AMY GOODMAN: This is Democracy Now! I’m Amy Goodman, with Nermeen Shaikh.

NERMEEN SHAIKH: So, Arundhati, you’re one of six public intellectuals in India who criticized the arrest of WikiLeaks founder and editor-in-chief Julian Assange in London last month. In a statement, the signatories of the statement called for his immediate release, writing, quote, “The journalism WikiLeaks and its Editor-in-Chief stand for is a journalism of outrage—outrage against the injustices and atrocities that take place round the world—but always with an eye to factuality, substantiation, and precision. … [I]f the US had charged Assange and Wikileaks for publishing classified material, the legal case would have been no different from charging The New York Times with publishing the Pentagon Papers,” the statement said.

AMY GOODMAN: In Sweden, prosecutors are now reopening an investigation into sexual assault allegations against WikiLeaks founder Julian Assange and are seeking his extradition to face the charges in Sweden. The U.S. is also seeking Assange’s extradition over the publication of leaked documents by Army whistleblower Chelsea Manning, which showed evidence of U.S. war crimes in Iraq.

So, this latest news that just broke today, many people feel that Sweden has been under enormous pressure to say they’ve reopened an investigation on sexual assault and rape charges against Assange so that he will also be called back to Sweden, and that, ultimately, what he is most concerned about is being extradited to the United States. He has said he doesn’t want to be sent to Guantánamo Bay. Why have you gotten involved with this case? And these latest allegations today, do they concern you?

ARUNDHATI ROY: Well, I met Assange a few years ago at the Ecuadorean Embassy. I was and am an admirer of WikiLeaks. The trouble is, of course, that there’s a sort of—you know, these issues of sexual assault are separate, in my mind, from the idea of his extradition to the U.S. Now, I don’t know—I’m unable to read what this new demand by Sweden is. Is it really to try him for rape, or is it because the U.S. feels it can get him extradited from Sweden easier than it can from England, from London? I don’t know. You know, I don’t know.

But I think it’s absolutely right that if you are going to send Julian Assange to Guantánamo Bay, then you’re really attacking people who publish news that the world needs to know. Although the charge against him, they are trying to say, is that he was trying to help and encourage Chelsea Manning to hack into the Pentagon computers, which I think is a flimsy charge.
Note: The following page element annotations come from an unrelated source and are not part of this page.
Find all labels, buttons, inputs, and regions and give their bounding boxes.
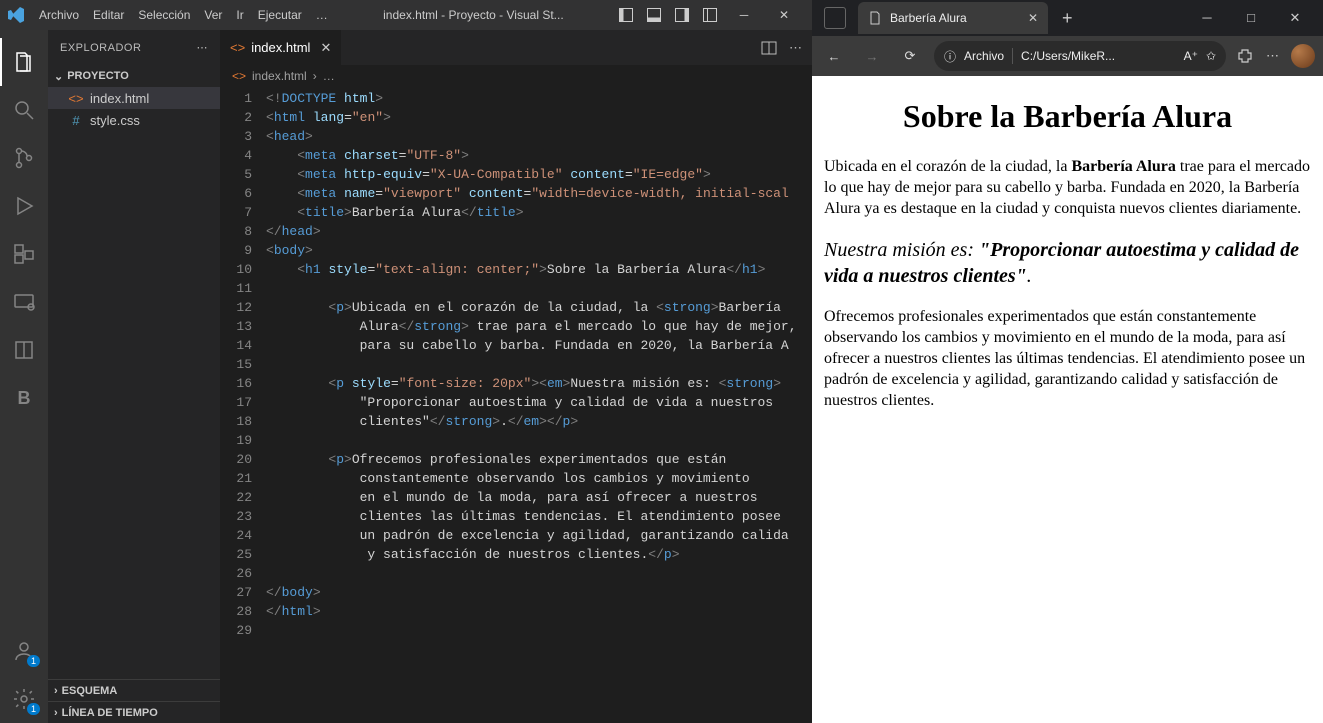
menu-ir[interactable]: Ir [229, 8, 250, 22]
tab-close-icon[interactable]: ✕ [1028, 11, 1038, 25]
code-editor[interactable]: 1234567891011121314151617181920212223242… [220, 87, 812, 723]
split-editor-icon[interactable] [761, 40, 777, 56]
editor-tabs: <> index.html ✕ ⋯ [220, 30, 812, 65]
profile-avatar-icon[interactable] [1291, 44, 1315, 68]
tab-actions-icon[interactable] [824, 7, 846, 29]
explorer-more-icon[interactable]: ⋯ [197, 41, 209, 54]
window-close-icon[interactable]: ✕ [1273, 10, 1317, 26]
editor-group: <> index.html ✕ ⋯ <> index.html › … 1234… [220, 30, 812, 723]
browser-toolbar: ← → ⟳ ⓘ Archivo C:/Users/MikeR... A⁺ ✩ ⋯ [812, 36, 1323, 76]
activity-book-icon[interactable] [0, 326, 48, 374]
html-file-icon: <> [230, 40, 245, 55]
window-close-icon[interactable]: ✕ [764, 8, 804, 22]
activity-search-icon[interactable] [0, 86, 48, 134]
window-maximize-icon[interactable]: □ [1229, 10, 1273, 26]
vscode-window: Archivo Editar Selección Ver Ir Ejecutar… [0, 0, 812, 723]
layout-panel-left-icon[interactable] [612, 8, 640, 22]
activity-gear-icon[interactable]: 1 [0, 675, 48, 723]
outline-section-header[interactable]: › ESQUEMA [48, 679, 220, 701]
project-section-header[interactable]: ⌄ PROYECTO [48, 65, 220, 87]
activity-debug-icon[interactable] [0, 182, 48, 230]
favorite-icon[interactable]: ✩ [1206, 49, 1216, 63]
layout-panel-right-icon[interactable] [668, 8, 696, 22]
browser-tab[interactable]: Barbería Alura ✕ [858, 2, 1048, 34]
activity-bold-icon[interactable]: B [0, 374, 48, 422]
chevron-right-icon: › [54, 707, 58, 719]
chevron-right-icon: › [313, 69, 317, 83]
new-tab-button[interactable]: + [1054, 8, 1081, 29]
paragraph-1: Ubicada en el corazón de la ciudad, la B… [824, 157, 1311, 219]
menu-seleccion[interactable]: Selección [131, 8, 197, 22]
page-icon [868, 11, 882, 25]
menu-ejecutar[interactable]: Ejecutar [251, 8, 309, 22]
code-content[interactable]: <!DOCTYPE html><html lang="en"><head> <m… [266, 87, 812, 723]
paragraph-mission: Nuestra misión es: "Proporcionar autoest… [824, 237, 1311, 289]
menu-overflow[interactable]: … [309, 8, 335, 22]
menu-ver[interactable]: Ver [197, 8, 229, 22]
editor-more-icon[interactable]: ⋯ [789, 40, 802, 56]
editor-tab-index-html[interactable]: <> index.html ✕ [220, 30, 342, 65]
vscode-titlebar: Archivo Editar Selección Ver Ir Ejecutar… [0, 0, 812, 30]
paragraph-3: Ofrecemos profesionales experimentados q… [824, 307, 1311, 411]
menu-icon[interactable]: ⋯ [1266, 48, 1279, 64]
menu-archivo[interactable]: Archivo [32, 8, 86, 22]
account-badge: 1 [27, 655, 40, 667]
activity-scm-icon[interactable] [0, 134, 48, 182]
nav-forward-icon: → [858, 49, 886, 64]
css-file-icon: # [68, 113, 84, 128]
window-minimize-icon[interactable]: ─ [1185, 10, 1229, 26]
browser-titlebar: Barbería Alura ✕ + ─ □ ✕ [812, 0, 1323, 36]
window-minimize-icon[interactable]: ─ [724, 8, 764, 22]
explorer-title: EXPLORADOR [60, 42, 141, 54]
timeline-section-header[interactable]: › LÍNEA DE TIEMPO [48, 701, 220, 723]
vscode-logo-icon [8, 7, 24, 23]
file-item-style-css[interactable]: # style.css [48, 109, 220, 131]
activity-bar: B 1 1 [0, 30, 48, 723]
address-bar[interactable]: ⓘ Archivo C:/Users/MikeR... A⁺ ✩ [934, 41, 1226, 71]
info-icon[interactable]: ⓘ [944, 48, 956, 65]
nav-back-icon[interactable]: ← [820, 49, 848, 64]
breadcrumb[interactable]: <> index.html › … [220, 65, 812, 87]
tab-close-icon[interactable]: ✕ [320, 40, 331, 56]
file-item-index-html[interactable]: <> index.html [48, 87, 220, 109]
chevron-right-icon: › [54, 685, 58, 697]
line-number-gutter: 1234567891011121314151617181920212223242… [220, 87, 266, 723]
activity-explorer-icon[interactable] [0, 38, 48, 86]
separator [1012, 48, 1013, 64]
edge-browser-window: Barbería Alura ✕ + ─ □ ✕ ← → ⟳ ⓘ Archivo… [812, 0, 1323, 723]
chevron-down-icon: ⌄ [54, 70, 63, 83]
activity-remote-icon[interactable] [0, 278, 48, 326]
read-aloud-icon[interactable]: A⁺ [1184, 49, 1198, 63]
vscode-window-title: index.html - Proyecto - Visual St... [335, 8, 612, 22]
layout-customize-icon[interactable] [696, 8, 724, 22]
activity-extensions-icon[interactable] [0, 230, 48, 278]
file-tree: <> index.html # style.css [48, 87, 220, 679]
extensions-icon[interactable] [1236, 47, 1254, 65]
html-file-icon: <> [68, 91, 84, 106]
html-file-icon: <> [232, 69, 246, 83]
rendered-page: Sobre la Barbería Alura Ubicada en el co… [812, 76, 1323, 723]
activity-account-icon[interactable]: 1 [0, 627, 48, 675]
gear-badge: 1 [27, 703, 40, 715]
page-heading: Sobre la Barbería Alura [824, 98, 1311, 135]
explorer-sidebar: EXPLORADOR ⋯ ⌄ PROYECTO <> index.html # … [48, 30, 220, 723]
nav-refresh-icon[interactable]: ⟳ [896, 48, 924, 64]
menu-editar[interactable]: Editar [86, 8, 131, 22]
layout-panel-bottom-icon[interactable] [640, 8, 668, 22]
AMY GOODMAN: Many journalists are deeply concerned about this, because when they are working with a source, and the source says, “How do I get this information to you?” it is very difficult when the government says, “You solicited this,” when a source is trying to be protected and trying to figure out the safest way to get information they feel is critical to understanding—in this case, war, Iraq War, Afghanistan War, State Department memos.
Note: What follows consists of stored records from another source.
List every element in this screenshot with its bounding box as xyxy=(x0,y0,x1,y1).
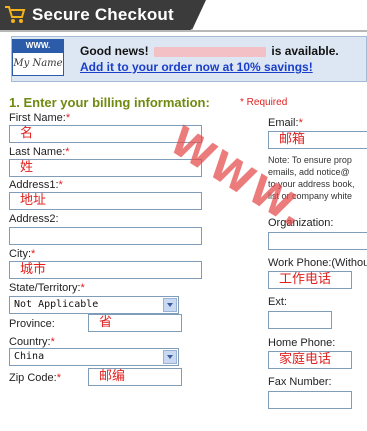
header-divider xyxy=(0,30,367,32)
home-phone-label: Home Phone: xyxy=(268,337,336,349)
state-select-value: Not Applicable xyxy=(14,299,99,310)
domain-icon-top: WWW. xyxy=(12,39,64,52)
address2-label: Address2: xyxy=(9,213,59,225)
last-name-label-text: Last Name: xyxy=(9,146,66,158)
email-label: Email:* xyxy=(268,117,303,129)
address2-field[interactable] xyxy=(9,227,202,245)
ext-field[interactable] xyxy=(268,311,332,329)
country-select[interactable]: China xyxy=(9,348,179,366)
email-note-line: emails, add notice@ xyxy=(268,167,350,177)
domain-icon-name: My Name xyxy=(12,52,64,76)
country-select-value: China xyxy=(14,351,45,362)
email-note-line: Note: To ensure prop xyxy=(268,155,352,165)
fax-field[interactable] xyxy=(268,391,352,409)
good-news-prefix: Good news! xyxy=(80,44,149,58)
city-label: City:* xyxy=(9,248,35,260)
address1-field[interactable]: 地址 xyxy=(9,192,202,210)
first-name-label-text: First Name: xyxy=(9,112,66,124)
add-domain-link[interactable]: Add it to your order now at 10% savings! xyxy=(80,60,313,74)
zip-label-text: Zip Code: xyxy=(9,372,57,384)
good-news-suffix: is available. xyxy=(271,44,339,58)
work-phone-label: Work Phone:(Without xyxy=(268,257,367,269)
email-field[interactable]: 邮箱 xyxy=(268,131,367,149)
page-title: Secure Checkout xyxy=(32,5,174,24)
required-star: * xyxy=(58,179,63,191)
chevron-down-icon[interactable] xyxy=(163,298,177,312)
province-field[interactable]: 省 xyxy=(88,314,182,332)
shopping-cart-icon xyxy=(5,6,26,23)
state-select[interactable]: Not Applicable xyxy=(9,296,179,314)
address1-label: Address1:* xyxy=(9,179,63,191)
city-field[interactable]: 城市 xyxy=(9,261,202,279)
home-phone-field[interactable]: 家庭电话 xyxy=(268,351,352,369)
required-star: * xyxy=(50,336,55,348)
chevron-down-icon[interactable] xyxy=(163,350,177,364)
work-phone-field[interactable]: 工作电话 xyxy=(268,271,352,289)
redacted-domain xyxy=(154,46,267,57)
required-star: * xyxy=(298,117,303,129)
address1-label-text: Address1: xyxy=(9,179,59,191)
ext-label: Ext: xyxy=(268,296,287,308)
required-star: * xyxy=(31,248,36,260)
domain-icon: WWW. My Name xyxy=(12,39,64,77)
fax-label: Fax Number: xyxy=(268,376,332,388)
header-fold xyxy=(192,0,206,30)
billing-section-title: 1. Enter your billing information: xyxy=(9,95,210,110)
zip-label: Zip Code:* xyxy=(9,372,61,384)
country-label: Country:* xyxy=(9,336,55,348)
zip-field[interactable]: 邮编 xyxy=(88,368,182,386)
good-news-banner xyxy=(11,36,367,82)
good-news-text: Good news! is available. xyxy=(80,44,339,58)
required-star: * xyxy=(65,112,71,124)
city-label-text: City: xyxy=(9,248,31,260)
state-label-text: State/Territory: xyxy=(9,282,81,294)
province-label: Province: xyxy=(9,318,55,330)
required-star: * xyxy=(65,146,70,158)
state-label: State/Territory:* xyxy=(9,282,85,294)
required-note: * Required xyxy=(240,97,288,108)
required-star: * xyxy=(80,282,85,294)
country-label-text: Country: xyxy=(9,336,51,348)
email-label-text: Email: xyxy=(268,117,299,129)
first-name-label: First Name:* xyxy=(9,112,70,124)
required-star: * xyxy=(56,372,61,384)
organization-field[interactable] xyxy=(268,232,367,250)
last-name-label: Last Name:* xyxy=(9,146,70,158)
ARUNDHATI ROY: It’s outrageous, basically, because what about all the documents that Snowden leaked? You know, people have published them. Are they going to be put into prison? What about the people who helped Snowden to escape? Are they going to be put into prison? Where does this end, then? So it’s a very serious step. It’s not about Assange. It’s not about whether he’s a nice man or a not-nice man, or whether he raped someone or didn’t. If he did, he should be punished for it. That’s a separate matter from this. And we oughtn’t to get into this mess about, oh, you know, would it be—is it OK because you like him or you don’t like him. It’s not about him as a person. I don’t know him personally. And if he has indeed raped somebody, he should be punished for that. But that is not the same thing as the WikiLeaks enterprise. And that enterprise concerns us all. All of us.